Thanksgiving Then and Now: Should We Celebrate?

Thanksgiving, which was only a few short weeks ago now, is a holiday that has a history wrought with bloodshed and, like all good mistakes, was immediately covered up with patriotic propaganda. 

The story goes as such: Pilgrims were struggling to live off their newly taken land and co-exist, in some fashion, with the native Wampanog tribe. The two groups didn’t get along very well, which was not always the case; when settlers initially arrived, relations between the tribe and the Pilgrims were very good. 

But this all changed when the Pilgrims started to expand their land into Wampanog territory and showed no signs of stopping. The Wampanog tribe, none too happy with this course of action, fought back. The Pilgrims responded by massacring hundreds of natives. 

In 1637, Thanksgiving was held for the first time in the New World by Massachusetts colony governor John Winthrop to celebrate the massacre of over 700 members of the Pequoit tribe. The holiday, far from being a cry for peace, was built upon a celebration of murder and colonization. 

People have forgotten that we, Americans, the dominant people of this state, were the original immigrants. We came from England, fleeing religious persecution and threat of violence, as many immigrants do today. 

And yet, we turn a blind eye to our own reflection out of a sense of fear. In trying to rid ourselves of persecution, we persecute others freely. We have become the bully that we so feared those hundreds of years ago. 

We sit around the table, eating with our family and trying to remain at peace. Perhaps that’s where the notion of the peace at the first Thanksgiving dinner comes from – we’re trying to broker our own, so our ancestors must have done the same. 

The first mistake is in thinking that they were the same as us. We have become so blinded by nostalgia and patriotism that we champion false ideals.

So, the question is: what can we do to fix this? How can we move past the tragedy of what was to build a better tomorrow?

The short answer is that we already are.

Through acknowledging our past and attempting to atone for the mistakes we have made, we’re already distancing ourselves from our violent ancestors and carving out a new path for ourselves. 

The biggest example of this is the resolution to the “Dakota 38” case. In 1862, 38 Dakota men were hanged for crimes against settlers on the orders of President Abraham Lincoln. The corpses were then cut down and buried in a mass grave soon after. 

Unfortunately, W.W. Mayo, one of the members of the Mayo Clinic, happened upon the grave and dug up the corpse of Dakota leader Marpiya te najin for clinical study. The skeleton was then hung in the clinic itself before being shoved unceremoniously in a closet to waste away. 

However, in 2018, a representative of the same clinic offered an official apology towards his descendants and set up a scholarship in Marpiya’s name two months before Thanksgiving. The Mayo Clinic could have just stopped at an apology, but they went above and beyond through creating the scholarship. This shows an honest effort to atone for the sins of the past and open the door for communication in the future.

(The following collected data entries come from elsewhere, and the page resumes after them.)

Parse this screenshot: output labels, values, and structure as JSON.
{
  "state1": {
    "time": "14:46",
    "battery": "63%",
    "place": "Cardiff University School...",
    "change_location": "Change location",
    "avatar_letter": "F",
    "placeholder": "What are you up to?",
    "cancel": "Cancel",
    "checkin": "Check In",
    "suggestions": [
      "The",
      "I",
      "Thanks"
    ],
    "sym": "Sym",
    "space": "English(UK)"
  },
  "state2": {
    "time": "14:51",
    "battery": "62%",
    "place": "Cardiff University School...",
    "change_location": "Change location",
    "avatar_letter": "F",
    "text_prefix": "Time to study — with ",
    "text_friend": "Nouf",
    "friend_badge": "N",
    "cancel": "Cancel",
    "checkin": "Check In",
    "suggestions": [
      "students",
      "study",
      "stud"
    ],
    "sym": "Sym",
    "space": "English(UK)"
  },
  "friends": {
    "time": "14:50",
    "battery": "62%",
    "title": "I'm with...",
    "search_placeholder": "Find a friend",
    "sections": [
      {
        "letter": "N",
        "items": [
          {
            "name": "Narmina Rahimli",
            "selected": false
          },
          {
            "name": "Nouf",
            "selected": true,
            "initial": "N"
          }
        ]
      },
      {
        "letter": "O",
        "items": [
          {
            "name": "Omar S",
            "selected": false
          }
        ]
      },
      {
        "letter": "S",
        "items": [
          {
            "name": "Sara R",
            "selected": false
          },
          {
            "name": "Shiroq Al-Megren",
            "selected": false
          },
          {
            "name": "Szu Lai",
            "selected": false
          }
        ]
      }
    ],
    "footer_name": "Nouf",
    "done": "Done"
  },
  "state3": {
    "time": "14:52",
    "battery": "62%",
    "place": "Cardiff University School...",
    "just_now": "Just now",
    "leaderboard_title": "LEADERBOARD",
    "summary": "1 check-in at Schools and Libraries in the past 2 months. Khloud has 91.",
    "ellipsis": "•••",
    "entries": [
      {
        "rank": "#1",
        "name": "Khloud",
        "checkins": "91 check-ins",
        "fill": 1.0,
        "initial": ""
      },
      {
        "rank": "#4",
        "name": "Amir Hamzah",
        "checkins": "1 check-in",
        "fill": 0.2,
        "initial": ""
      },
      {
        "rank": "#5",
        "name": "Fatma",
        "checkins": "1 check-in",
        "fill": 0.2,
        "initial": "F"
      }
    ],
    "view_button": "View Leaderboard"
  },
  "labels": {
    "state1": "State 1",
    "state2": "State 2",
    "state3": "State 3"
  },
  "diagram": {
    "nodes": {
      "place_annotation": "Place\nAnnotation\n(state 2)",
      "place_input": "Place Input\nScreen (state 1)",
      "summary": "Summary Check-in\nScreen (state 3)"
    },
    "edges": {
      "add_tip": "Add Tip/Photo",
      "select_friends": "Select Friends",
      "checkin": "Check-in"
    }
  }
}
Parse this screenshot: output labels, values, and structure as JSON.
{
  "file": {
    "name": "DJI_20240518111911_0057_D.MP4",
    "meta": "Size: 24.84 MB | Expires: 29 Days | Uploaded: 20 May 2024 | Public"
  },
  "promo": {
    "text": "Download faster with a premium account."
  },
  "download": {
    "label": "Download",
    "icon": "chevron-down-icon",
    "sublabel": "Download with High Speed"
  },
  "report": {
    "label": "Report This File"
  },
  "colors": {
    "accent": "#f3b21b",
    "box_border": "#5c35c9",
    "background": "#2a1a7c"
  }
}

Thanksgiving has a torrid past, but a bright future ahead of it, thanks to the representations we have placed upon it. It brings people together with things like dinners, parties, and the Macy’s Thanksgiving Day Parade. It allows people to get together and celebrate their similarities, putting away the past and moving into a brighter future for all. So, rather than rushing past it and moving into the Christmas season, we should take a quiet moment and celebrate how far we, as a nation, have come.